What I want to say about travel

I’m trying to find the words to describe my travels. I want to write about this prolonged journey I’m on, with no foreseeable end in sight. I want to talk about how stripping away the creature comforts of home feels a bit like floating. How the constant motion feels something like putting down shallow roots everywhere — stringy and white, they spread out like a giant web of moss. I want to write about the paradox I notice and which becomes more and more apparent with each new location: how the bigness of a culture hits you first and foremost, but how in the end, the sameness we share is what you’re left with. And how that sameness rings softly as you walk along the streets or stare at people passing by, whispering, it’s all the same, it’s the subtleties that are different. I want to comment on how beautiful those subtleties are. How they spin and wind themselves softly around and through a place, weaving a textured impression, the feel of which will stick with you far more than the names of buildings or the sounds of phrases. I want to share all of these things in a way that feels cohesive and meaningful. Like it holds some weight and is not just some more un-substantive fluff sent out into the ether. But that weight feels hard to find when the impressions come in momentary fragments and the takeaway messages always out of grasp.
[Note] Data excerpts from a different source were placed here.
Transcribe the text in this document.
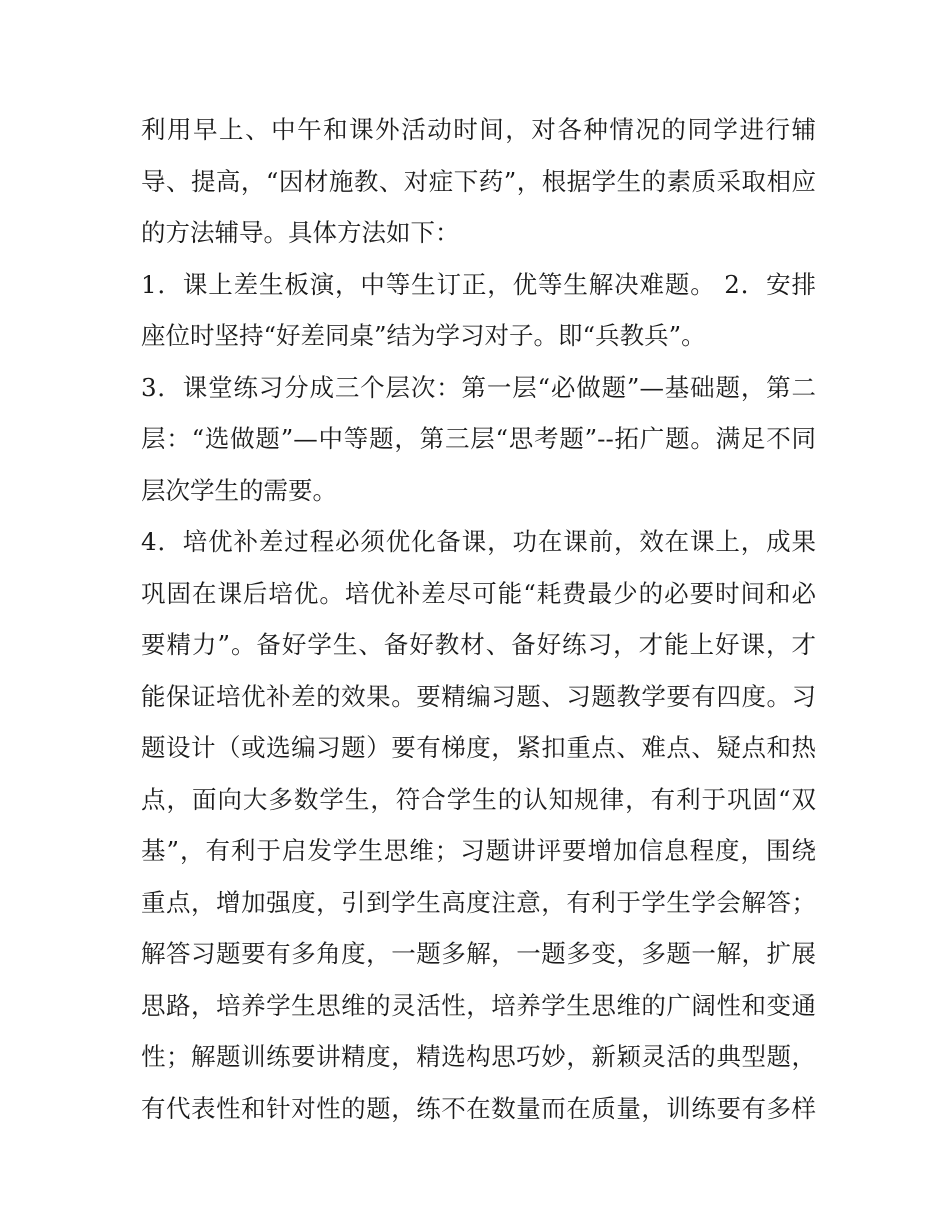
利用早上、中午和课外活动时间，对各种情况的同学进行辅
导、提高，“因材施教、对症下药”，根据学生的素质采取相应
的方法辅导。具体方法如下：
1．课上差生板演，中等生订正，优等生解决难题。 2．安排
座位时坚持“好差同桌”结为学习对子。即“兵教兵”。
3．课堂练习分成三个层次：第一层“必做题”—基础题，第二
层：“选做题”—中等题，第三层“思考题”--拓广题。满足不同
层次学生的需要。
4．培优补差过程必须优化备课，功在课前，效在课上，成果
巩固在课后培优。培优补差尽可能“耗费最少的必要时间和必
要精力”。备好学生、备好教材、备好练习，才能上好课，才
能保证培优补差的效果。要精编习题、习题教学要有四度。习
题设计（或选编习题）要有梯度，紧扣重点、难点、疑点和热
点，面向大多数学生，符合学生的认知规律，有利于巩固“双
基”，有利于启发学生思维；习题讲评要增加信息程度，围绕
重点，增加强度，引到学生高度注意，有利于学生学会解答；
解答习题要有多角度，一题多解，一题多变，多题一解，扩展
思路，培养学生思维的灵活性，培养学生思维的广阔性和变通
性；解题训练要讲精度，精选构思巧妙，新颖灵活的典型题，
有代表性和针对性的题，练不在数量而在质量，训练要有多样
And maybe the answer to why this is is obvious. There are no summations to be made. When you’re constantly on the road, the spool keeps unwinding. It all streams past like the blurred green passing outside my window. I’m like a sponge that keeps soaking it all up, full yet porous with holes. The gaps between observation and conclusion. I squeeze the sponge and let it all pour through, only to be re-absorbed again. These are the words I strive to say, in the form of the ones I can manage to collect for now. An account of the dust as I wait for it to settle into something more complete, definitive, a message, perhaps, revealed through the reaming.